MCL with skin involvement is often associated with blastoid cytological features (3). A blastoid variant is recognized as being composed either of cells having very dispersed chromatin and a high mitotic rate resembling lymphoblasts (classic type) or of larger and sometimes pleomorphic cells often with nucleoli, resembling the cells of a diffuse large B-cell lymphoma (DLBCL) (pleomorphic type) (7). Blastoid MCL can closely resemble DLBCL or B-lymphoblastic leukaemia/lymphoma (B-LBicL); we therefore advise liberal use of a stain for cyclin D1, which is almost always positive in MCL but not in DLBCL or B-LBicL.

Yatabe et al. (12) examined 151 cases of lymphoma with MCL morphology for cyclin D1 overexpression. Of these, 128 cases (85%) showed positive nuclear staining for cyclin D1, while the remaining 23 (15%) were negative. They have suggested that cyclin D1-positive and negative groups may represent different entities and that the former closely fits the characteristics of classical, typical MCL. Recent data suggest that, although uncommon, MCL can occur if cyclin D2 or cyclin D3 or both replace cyclin D1 (13).

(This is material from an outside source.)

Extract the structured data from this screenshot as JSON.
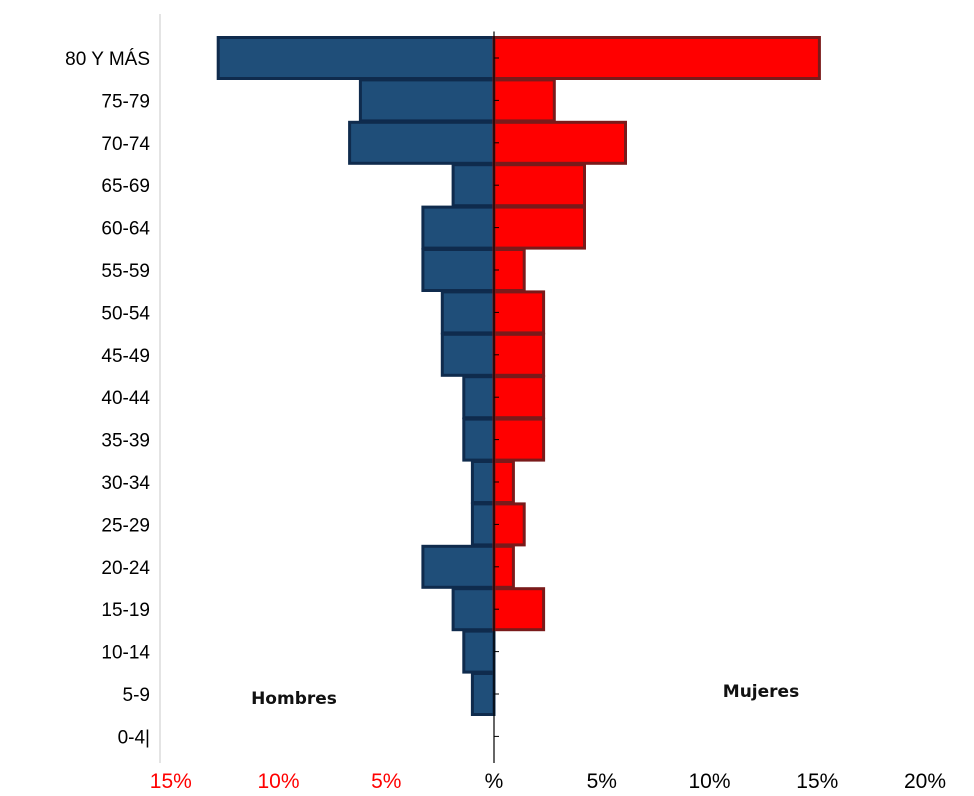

Although our patient was negative for CLA, one case of blastoid MCL involving skin has been shown to express CLA (7).

MCL with skin involvement is clearly associated with poor prognosis. Making a correct diagnosis is therefore important and, in younger patients especially, aggressive high-dose chemotherapy is indicated.